L\'evy noise drives an exponential acceleration in transition rates within metastable systems

Abstract

L\'evy noise influences diverse non-equilibrium systems across scales, including quantum devices, active biological matter, and financial markets. While such noise is pervasive, its overall impact on activated transitions between metastable states remains unclear, despite prior studies of specific noise forms and scaling limits. In this work, we introduce a unified framework for L\'evy noise defined by its finite intensity and independent stationary increments. By identifying the most probable transition paths as minimizers of a stochastic action functional, we derive analytical scaling laws for escape rates under weak noise, thereby extending the classical Arrhenius law. Our results demonstrate that L\'evy noise universally enhances escape efficiency by reducing the effective potential barrier compared to Gaussian noise with equivalent intensity.
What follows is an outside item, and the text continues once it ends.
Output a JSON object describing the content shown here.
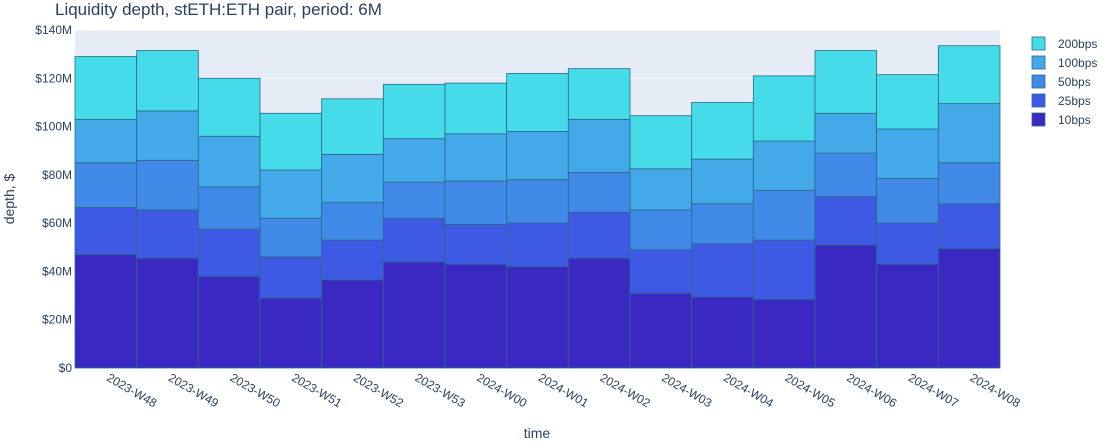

Strikingly, even vanishingly weak L\'evy noise can exponentially increase escape rates across a broad range of amplitude distributions. This phenomenon arises from discontinuous most probable transition paths, where escape occurs via finite jumps. We validate these paths through the cumulant-generating function, a path integral representation, the mean first passage time and numerical simulations. Our findings reveal fundamental distinctions in escape dynamics under thermal and athermal fluctuations, suggesting new strategies to optimize switching processes in metastable systems through engineering noise properties.